This is an extension of last week’s text on optimism. According to my dictionary one definition of hope is “a feeling of expectation and desire for a certain thing to happen”. For optimism we get “hopefulness and confidence about the future or the successful outcome of something”. Pretty close, don’t you think?
Personally, and the advice I tend to give to my children (over and over again) is expect the best, prepare for the worst. Of course, that’s hard to do. Most of us slip from one mode to the other according to our mood of the day or to repercussions from recent experience. Surely we feel better when hope and optimism reign. And, as I mentioned last week, what risks could we venture into without the hope of a favorable outcome? And, let’s face it, no risks would make for a dull life.
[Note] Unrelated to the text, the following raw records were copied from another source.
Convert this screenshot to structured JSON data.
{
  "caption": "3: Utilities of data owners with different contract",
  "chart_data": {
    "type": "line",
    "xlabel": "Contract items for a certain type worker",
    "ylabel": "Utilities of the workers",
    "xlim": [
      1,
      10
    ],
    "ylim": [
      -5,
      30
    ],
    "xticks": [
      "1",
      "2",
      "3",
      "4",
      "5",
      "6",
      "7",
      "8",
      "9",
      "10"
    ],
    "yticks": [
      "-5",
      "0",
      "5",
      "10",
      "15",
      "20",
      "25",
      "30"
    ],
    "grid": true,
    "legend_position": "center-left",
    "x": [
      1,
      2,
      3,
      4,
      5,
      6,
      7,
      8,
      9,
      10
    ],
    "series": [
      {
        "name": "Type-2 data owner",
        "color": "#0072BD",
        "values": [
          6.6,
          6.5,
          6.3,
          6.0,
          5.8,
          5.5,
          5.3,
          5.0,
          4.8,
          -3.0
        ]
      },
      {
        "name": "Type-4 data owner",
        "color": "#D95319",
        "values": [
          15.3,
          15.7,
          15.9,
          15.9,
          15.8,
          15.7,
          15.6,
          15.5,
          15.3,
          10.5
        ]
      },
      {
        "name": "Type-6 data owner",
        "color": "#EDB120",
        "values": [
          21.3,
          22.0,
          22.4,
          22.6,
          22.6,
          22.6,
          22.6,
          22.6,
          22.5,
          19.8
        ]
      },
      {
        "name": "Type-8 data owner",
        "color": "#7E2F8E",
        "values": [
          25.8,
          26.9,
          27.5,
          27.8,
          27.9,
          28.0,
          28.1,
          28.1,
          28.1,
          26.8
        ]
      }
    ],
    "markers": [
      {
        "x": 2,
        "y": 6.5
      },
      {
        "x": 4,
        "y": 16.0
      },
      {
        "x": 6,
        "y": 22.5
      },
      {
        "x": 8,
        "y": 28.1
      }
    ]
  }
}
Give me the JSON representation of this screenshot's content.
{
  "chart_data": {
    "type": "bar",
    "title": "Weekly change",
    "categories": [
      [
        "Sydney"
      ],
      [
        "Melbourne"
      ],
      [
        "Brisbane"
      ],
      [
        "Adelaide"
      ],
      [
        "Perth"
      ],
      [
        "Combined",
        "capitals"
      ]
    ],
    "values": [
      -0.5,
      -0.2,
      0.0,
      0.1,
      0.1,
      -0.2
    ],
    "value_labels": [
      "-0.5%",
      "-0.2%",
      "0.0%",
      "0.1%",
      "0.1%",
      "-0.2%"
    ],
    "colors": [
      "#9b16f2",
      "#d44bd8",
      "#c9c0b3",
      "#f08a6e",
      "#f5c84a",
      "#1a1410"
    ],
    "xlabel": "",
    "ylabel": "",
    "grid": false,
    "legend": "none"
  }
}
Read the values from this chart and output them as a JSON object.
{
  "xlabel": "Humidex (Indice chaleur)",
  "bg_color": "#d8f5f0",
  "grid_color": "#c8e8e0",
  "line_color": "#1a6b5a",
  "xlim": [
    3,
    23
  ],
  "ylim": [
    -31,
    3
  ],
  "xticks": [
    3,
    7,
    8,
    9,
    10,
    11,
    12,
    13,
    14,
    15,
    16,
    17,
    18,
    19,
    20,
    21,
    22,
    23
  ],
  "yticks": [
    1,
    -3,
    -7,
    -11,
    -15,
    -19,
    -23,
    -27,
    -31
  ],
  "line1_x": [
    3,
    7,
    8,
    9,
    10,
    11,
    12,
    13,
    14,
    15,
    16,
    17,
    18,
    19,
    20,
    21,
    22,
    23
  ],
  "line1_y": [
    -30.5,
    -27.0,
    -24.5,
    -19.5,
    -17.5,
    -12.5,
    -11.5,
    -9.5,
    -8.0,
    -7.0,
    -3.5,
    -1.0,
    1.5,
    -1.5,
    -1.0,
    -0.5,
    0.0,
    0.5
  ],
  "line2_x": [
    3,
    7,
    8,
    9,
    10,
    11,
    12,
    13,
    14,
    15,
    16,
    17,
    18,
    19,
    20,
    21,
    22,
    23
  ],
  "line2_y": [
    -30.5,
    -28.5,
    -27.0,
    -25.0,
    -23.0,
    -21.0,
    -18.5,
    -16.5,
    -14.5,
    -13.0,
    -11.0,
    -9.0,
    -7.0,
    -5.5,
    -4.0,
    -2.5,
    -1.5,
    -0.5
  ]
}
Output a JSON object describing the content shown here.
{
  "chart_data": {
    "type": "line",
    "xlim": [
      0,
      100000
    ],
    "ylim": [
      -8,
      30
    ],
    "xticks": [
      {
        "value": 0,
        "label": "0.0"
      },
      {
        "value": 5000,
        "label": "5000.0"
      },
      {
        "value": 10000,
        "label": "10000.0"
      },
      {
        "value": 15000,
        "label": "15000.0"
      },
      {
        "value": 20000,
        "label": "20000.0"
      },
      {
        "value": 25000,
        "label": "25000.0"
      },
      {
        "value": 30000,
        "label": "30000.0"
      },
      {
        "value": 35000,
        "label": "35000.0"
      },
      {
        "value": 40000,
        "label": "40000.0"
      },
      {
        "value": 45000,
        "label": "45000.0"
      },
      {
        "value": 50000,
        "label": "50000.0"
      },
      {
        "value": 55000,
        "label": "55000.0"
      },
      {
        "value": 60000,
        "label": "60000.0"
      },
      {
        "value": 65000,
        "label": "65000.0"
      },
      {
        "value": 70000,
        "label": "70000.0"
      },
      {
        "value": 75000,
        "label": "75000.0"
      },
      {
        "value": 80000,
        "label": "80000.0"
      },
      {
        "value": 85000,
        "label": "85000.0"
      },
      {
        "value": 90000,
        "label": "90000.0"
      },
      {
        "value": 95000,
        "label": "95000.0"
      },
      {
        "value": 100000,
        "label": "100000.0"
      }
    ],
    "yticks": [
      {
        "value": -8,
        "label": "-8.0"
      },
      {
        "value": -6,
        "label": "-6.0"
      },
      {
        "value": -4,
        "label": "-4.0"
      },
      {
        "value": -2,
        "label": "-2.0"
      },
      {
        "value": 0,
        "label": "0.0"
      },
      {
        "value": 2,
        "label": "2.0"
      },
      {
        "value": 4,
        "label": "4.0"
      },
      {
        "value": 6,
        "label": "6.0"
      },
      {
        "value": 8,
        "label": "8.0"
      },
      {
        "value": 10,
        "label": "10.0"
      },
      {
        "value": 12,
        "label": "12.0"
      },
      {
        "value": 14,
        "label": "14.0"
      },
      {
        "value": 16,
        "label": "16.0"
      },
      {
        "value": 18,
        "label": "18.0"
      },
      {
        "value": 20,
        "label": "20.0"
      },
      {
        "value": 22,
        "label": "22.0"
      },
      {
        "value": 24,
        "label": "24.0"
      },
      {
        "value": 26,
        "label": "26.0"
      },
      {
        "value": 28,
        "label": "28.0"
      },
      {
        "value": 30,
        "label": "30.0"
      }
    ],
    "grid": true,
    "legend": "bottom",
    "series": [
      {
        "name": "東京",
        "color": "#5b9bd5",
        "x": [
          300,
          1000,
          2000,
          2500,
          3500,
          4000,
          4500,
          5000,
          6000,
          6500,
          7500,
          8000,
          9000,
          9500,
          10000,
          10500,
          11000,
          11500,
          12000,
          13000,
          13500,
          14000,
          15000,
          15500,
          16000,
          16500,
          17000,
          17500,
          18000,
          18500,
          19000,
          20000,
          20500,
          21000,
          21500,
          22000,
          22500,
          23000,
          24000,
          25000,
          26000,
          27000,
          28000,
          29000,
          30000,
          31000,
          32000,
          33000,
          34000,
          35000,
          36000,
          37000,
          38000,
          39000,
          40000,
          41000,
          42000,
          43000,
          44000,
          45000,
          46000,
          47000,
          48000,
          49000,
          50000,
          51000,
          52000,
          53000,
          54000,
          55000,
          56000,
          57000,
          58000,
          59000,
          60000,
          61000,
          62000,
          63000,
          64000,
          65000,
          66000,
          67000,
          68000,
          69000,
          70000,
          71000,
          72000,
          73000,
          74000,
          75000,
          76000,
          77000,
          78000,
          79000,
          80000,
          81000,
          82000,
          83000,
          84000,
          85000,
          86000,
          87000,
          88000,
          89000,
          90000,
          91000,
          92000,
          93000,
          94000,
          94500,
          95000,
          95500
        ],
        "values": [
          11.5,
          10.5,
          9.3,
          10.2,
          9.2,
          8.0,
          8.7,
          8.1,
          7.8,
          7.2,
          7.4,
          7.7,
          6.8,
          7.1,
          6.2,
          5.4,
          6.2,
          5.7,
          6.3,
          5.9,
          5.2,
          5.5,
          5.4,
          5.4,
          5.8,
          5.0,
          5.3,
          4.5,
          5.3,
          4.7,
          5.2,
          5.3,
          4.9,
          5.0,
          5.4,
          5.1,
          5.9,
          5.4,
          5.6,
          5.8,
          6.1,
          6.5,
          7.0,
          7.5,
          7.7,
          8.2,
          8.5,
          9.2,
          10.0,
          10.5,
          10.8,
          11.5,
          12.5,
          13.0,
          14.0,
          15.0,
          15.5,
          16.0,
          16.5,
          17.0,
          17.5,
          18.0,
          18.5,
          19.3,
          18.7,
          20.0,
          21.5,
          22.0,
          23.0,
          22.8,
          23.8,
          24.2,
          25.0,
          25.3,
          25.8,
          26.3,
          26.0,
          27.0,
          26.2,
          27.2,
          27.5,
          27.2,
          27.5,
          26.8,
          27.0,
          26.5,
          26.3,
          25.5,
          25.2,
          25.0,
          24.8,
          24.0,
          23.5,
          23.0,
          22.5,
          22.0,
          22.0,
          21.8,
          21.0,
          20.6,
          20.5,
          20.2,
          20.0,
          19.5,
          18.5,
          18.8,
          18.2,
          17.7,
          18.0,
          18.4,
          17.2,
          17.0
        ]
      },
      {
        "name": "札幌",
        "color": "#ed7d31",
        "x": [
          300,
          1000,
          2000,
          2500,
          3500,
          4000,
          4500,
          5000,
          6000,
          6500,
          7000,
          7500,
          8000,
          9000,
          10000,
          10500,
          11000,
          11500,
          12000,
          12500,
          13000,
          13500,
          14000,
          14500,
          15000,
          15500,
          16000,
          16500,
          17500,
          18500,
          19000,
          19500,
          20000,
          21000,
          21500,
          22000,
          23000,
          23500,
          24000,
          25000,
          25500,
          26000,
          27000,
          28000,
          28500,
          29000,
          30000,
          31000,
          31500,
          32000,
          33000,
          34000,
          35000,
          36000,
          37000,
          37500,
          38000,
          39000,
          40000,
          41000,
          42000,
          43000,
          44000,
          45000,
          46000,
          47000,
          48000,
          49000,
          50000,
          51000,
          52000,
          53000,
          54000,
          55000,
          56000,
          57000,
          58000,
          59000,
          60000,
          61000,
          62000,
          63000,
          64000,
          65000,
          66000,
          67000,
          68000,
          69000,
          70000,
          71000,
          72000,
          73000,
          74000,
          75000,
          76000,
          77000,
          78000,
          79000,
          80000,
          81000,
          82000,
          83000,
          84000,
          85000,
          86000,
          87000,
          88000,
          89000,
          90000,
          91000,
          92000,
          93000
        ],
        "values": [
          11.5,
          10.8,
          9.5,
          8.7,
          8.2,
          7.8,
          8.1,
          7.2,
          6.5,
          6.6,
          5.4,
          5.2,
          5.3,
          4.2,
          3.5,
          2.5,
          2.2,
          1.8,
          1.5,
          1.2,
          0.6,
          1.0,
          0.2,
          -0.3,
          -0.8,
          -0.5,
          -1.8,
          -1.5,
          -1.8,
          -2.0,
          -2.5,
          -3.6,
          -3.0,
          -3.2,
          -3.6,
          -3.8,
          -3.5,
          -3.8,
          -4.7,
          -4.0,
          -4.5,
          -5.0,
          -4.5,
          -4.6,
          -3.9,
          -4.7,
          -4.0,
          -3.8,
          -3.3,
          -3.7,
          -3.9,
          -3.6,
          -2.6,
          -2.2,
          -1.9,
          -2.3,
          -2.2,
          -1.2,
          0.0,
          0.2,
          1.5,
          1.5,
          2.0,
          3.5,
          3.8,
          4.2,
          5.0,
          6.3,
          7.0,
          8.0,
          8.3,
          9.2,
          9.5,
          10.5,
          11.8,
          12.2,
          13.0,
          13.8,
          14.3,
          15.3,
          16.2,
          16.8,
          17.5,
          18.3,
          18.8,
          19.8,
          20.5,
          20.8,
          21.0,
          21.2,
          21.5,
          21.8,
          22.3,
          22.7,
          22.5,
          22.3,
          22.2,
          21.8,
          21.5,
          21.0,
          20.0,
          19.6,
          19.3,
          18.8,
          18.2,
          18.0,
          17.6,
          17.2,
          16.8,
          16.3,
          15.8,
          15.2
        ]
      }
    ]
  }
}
Every time I prepare for an exhibition or plan an open studio, I need to arm myself with the expectation of success in the form of lots of visitors, a lot of appreciation for the work and sales enough to make it possible for me to go on painting. It hasn’t always come together like that with all the elements in place. Several times during this history I have taken part-time jobs, and a few times have been bailed out by the family. Mostly, though, it has been a fairly smooth ride, with occasional bouts of anxiety. But obviously, since I am still at it, that irrational optimism about the future kicks in and the march continues. I guess that’s the reason for writing again on the subject. It’s the optimism based on nothing more than the desire to have this life, that has fueled the walk. I need to keep it operating.
Even writing this essay requires optimism, or maybe in this instance it’s more like faith. When I start writing with nothing more than a sentence in mind, I need to believe I will come up with something I can maintain my own interest in. If I don’t get involved, I surely won’t engage my readers. And miraculously, this old brain heats up and takes over. After a number of repetitions the confidence is born. The truth is that without that confidence, or hope, or optimism, or expectation or maybe just plain thoughtless plunging ahead, nothing would be created that wasn’t done before. Who would pick up pen or brush or camera or test tube if there was no hope? Who would buy a lottery ticket and fantasize about the studio she would design? How silly would that be?
Winston Churchill: For myself I am an optimist — it does not seem to be much use being anything else.